Le Conseil des prud'hommes de Caen faisait sa rentrée ce mardi 15 janvier avec son audience solennelle. Au programme, la prise de fonction de son nouveau président et le plafonnement, contesté, des indemnités de licenciement institué par les ordonnances "Macron".
Comme les voeux, l'audience solennelle est une tradition dans les juridictions en ce mois ce janvier. A Caen, le conseil des prud'hommes tenait la sienne ce mardi 15 janvier, une audience au cours de laquelle son nouveau président général est entré en fonction. Mario Aïello, salarié d'une entreprise privée et issu du collège employé, succède, pour un an, à Paul Hoyer (issu du collège employeur). L'audience est aussi l'occasion pour une juridicition de dresser le bilan de son activité (la baisse des saisines constatées ces dernières années semble se stabiliser) et d'évoquer les sujets d'actualité.
Et dans le domaine prud'hommal, l'actualité c'est le plafonnement des indemnités pour licenciement abusif établi par les ordonnances dites "Macron" réformant le code du travail. Depuis la fin 2017, les dommages et intérêts sont plafonnés entre un et vingt mois de salaire brut, en fonction de l'ancienneté du salarié. Cette mesure va avoir, selon le nouveau président général du Conseil des prud'hommes de Caen "un effet de découragement surtout sur les salariés qui ont peu d'ancienneté car le barême est encore plus sensiblementd défavorable sur les courtes période d'ancienneté."
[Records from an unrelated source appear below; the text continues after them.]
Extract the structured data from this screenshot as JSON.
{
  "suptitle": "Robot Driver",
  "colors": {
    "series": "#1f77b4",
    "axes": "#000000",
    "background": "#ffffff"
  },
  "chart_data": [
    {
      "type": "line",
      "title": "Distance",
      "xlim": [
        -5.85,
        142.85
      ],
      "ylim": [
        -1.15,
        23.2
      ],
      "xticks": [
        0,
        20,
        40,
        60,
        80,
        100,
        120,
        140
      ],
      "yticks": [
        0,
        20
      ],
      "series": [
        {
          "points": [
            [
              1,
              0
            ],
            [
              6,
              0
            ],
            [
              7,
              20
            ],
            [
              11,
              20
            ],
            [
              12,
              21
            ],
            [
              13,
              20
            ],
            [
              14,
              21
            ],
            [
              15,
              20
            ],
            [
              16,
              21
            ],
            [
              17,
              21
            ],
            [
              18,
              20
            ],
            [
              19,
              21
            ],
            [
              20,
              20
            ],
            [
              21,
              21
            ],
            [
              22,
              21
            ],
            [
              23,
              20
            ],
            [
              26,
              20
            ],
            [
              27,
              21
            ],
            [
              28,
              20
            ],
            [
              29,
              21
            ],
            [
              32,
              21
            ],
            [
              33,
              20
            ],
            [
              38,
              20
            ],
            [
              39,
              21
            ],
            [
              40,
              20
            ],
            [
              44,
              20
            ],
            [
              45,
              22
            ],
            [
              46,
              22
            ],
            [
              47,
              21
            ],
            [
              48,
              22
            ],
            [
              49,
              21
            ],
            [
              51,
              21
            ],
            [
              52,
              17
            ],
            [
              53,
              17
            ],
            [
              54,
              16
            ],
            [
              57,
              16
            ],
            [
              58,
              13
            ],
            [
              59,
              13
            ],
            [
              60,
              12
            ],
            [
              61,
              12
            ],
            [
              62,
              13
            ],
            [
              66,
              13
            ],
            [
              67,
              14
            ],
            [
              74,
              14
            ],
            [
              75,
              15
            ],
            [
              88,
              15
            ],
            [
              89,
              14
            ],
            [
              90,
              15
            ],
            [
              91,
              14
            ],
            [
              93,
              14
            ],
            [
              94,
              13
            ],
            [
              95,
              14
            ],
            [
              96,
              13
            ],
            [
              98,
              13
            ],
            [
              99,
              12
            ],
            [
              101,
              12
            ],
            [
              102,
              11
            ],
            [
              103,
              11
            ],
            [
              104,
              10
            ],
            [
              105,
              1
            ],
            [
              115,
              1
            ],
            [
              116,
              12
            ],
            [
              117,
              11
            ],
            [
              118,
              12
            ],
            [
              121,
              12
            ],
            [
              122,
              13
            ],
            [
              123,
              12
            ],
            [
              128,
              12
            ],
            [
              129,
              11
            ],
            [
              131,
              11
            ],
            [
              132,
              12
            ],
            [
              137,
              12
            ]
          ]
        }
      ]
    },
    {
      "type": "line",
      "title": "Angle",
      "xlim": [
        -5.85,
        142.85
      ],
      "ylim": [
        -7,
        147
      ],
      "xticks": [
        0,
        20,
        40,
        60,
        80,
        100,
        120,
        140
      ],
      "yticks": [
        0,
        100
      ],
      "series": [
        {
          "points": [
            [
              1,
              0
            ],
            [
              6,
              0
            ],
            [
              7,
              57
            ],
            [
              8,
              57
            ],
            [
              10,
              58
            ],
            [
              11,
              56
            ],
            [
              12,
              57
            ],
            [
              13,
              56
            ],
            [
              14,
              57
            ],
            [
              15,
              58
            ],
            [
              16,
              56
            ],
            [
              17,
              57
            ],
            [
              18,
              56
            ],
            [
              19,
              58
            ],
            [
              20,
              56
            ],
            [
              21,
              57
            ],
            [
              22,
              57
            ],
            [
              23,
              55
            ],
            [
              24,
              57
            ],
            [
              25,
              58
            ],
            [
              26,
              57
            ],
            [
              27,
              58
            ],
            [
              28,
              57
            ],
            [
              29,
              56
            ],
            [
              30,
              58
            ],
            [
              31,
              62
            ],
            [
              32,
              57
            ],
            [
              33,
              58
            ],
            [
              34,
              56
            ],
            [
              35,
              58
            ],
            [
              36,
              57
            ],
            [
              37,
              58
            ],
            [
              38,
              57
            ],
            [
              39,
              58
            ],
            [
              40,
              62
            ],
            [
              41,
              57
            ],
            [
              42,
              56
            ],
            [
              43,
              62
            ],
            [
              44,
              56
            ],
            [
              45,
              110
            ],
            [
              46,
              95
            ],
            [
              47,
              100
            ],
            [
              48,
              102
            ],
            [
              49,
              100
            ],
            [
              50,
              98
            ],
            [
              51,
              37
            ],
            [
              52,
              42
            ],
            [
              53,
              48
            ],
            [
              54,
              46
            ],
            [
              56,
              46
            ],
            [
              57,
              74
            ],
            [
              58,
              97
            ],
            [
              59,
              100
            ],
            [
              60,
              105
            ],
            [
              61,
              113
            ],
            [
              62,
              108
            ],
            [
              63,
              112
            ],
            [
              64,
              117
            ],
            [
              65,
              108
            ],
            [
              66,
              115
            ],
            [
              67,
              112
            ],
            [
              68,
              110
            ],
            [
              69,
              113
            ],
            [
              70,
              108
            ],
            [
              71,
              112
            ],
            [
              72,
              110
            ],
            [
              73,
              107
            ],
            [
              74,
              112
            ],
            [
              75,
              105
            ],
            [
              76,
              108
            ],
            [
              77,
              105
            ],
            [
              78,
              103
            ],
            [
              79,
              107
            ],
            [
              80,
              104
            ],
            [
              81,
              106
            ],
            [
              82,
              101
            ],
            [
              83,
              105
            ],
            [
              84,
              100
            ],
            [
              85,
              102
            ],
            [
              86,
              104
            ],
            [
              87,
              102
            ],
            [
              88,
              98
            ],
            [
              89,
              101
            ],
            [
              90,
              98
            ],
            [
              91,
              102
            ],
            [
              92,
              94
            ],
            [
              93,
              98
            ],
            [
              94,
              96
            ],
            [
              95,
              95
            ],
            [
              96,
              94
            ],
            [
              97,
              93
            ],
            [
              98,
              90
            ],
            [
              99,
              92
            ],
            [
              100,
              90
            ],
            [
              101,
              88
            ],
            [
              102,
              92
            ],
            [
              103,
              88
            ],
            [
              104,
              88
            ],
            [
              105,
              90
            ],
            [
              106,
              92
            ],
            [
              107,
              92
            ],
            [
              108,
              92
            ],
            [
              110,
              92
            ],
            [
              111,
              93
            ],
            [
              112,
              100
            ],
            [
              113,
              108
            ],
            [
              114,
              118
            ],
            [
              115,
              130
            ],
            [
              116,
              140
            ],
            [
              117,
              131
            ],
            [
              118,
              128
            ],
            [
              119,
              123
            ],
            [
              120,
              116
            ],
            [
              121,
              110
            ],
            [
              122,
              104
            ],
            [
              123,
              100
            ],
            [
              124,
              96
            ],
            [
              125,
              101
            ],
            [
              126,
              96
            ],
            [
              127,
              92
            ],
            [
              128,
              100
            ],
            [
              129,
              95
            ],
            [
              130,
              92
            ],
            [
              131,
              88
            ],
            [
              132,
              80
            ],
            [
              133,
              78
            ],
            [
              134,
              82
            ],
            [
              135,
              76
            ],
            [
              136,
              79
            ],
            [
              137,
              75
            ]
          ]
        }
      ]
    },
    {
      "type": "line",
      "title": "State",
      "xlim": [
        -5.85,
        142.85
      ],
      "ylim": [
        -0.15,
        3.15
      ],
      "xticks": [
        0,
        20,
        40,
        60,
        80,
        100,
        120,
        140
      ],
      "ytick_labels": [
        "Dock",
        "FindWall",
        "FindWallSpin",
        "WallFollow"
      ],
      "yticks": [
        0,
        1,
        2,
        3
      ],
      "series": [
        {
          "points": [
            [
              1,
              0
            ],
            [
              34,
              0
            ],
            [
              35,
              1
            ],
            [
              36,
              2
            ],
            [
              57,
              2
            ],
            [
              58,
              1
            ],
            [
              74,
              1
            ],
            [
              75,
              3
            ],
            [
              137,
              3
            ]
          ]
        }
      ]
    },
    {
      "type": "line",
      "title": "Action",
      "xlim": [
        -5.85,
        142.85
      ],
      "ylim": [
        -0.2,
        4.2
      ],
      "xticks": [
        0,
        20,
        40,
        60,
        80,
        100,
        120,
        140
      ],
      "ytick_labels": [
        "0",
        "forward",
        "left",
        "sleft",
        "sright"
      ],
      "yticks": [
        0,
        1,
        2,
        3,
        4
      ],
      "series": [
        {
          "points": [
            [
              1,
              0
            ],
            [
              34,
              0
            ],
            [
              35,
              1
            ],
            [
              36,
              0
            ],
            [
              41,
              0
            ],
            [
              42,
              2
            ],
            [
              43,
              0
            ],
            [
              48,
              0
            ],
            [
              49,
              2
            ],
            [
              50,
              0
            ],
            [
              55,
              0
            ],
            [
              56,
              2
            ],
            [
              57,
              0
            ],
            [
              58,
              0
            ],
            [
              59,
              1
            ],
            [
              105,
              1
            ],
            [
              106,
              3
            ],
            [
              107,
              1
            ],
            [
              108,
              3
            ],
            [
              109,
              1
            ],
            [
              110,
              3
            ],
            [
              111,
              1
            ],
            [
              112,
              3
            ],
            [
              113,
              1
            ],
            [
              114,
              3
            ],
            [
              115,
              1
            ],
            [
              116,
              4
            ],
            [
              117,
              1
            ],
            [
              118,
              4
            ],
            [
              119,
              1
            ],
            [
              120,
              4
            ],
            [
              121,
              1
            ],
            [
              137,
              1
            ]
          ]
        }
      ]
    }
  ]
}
Des stratégies de contournement
Mario Aïello évoque une deuxième conséquence: "On commence à voir arriver des stratégies de contournement, qui visent à multiplier les chefs de demande pour aller au-delà des indemnités de licenciement sans cause réelle et sérieuse et des remises en cause de ce barême par rapport au droit international". Le droit international, plusieurs Conseils prud'hommaux l'ont justement invoqué ces dernières semaines.A Troyes, Amiens et Lyon, des employeurs ont été condamnés à verser des dommages et intérêts supérieurs au barême récemment institué. Ces décisions se sont appuyées notamment sur l'article 10 de la convention 158 de l'Organisation internationale du travail (OIT) de 1982, ratifié par la France. Ce dernier stipule que si les juges "arrivent à la conclusion que le licenciement est injustifié (...), ils devront être habilités à ordonner le versement d'une indemnité adéquate ou toute autre forme de réparation considérée comme appropriée".
"Que dire à un justiciable ?"
Au Mans, le Conseil des prud'hommes a choisi quant à lui d'appliquer ce barême. Ce mardi, à Caen, le représentant du barreau a pointé le problème de "l'insécurité juridique" découlant de ces jurisprudences divergentes. "Que dire à un justiciable qui vient vous consulter des indemnités qu'il est susceptible d'obtenir devant le Conseil des prud'hommes ?", s'est interrogé publiquement à l'audience Maître Xavier Morice. "Actuellement, nous n'en savons rien", a-t-il déploré.Autre inquiétude selon l'avocat, l'allongement de la procédure au regard de cette incertitude. "Compte-tenu des recours devant les Cours d'appel, qui auront elles-mêmes des jurisprudences différentes, puis enfin devant la Cour de cassation, c'est un délai compris entre deux à trois ans qu'il faudra attendre (...) un délai inadmissible au regard des enjeux pour le justiciable."
Le représentant du Barreau de Caen a donc appelé le Conseil des prud'hommes à se saisir du "dossier". "Une solution pourrait être rapidement trouvée si le conseil des prud'hommes de Caen s'emparait du débat et acceptait, comme la loi le permet, de saisir la Cour de cassation pour avis, ce qui permettrait d'avoir une idée claire de l'évolution de la jurisprudence en la matière." Mario Aïello, fraîchement désigné, reste prudent. "C'est une option qui pourrait être envisagée."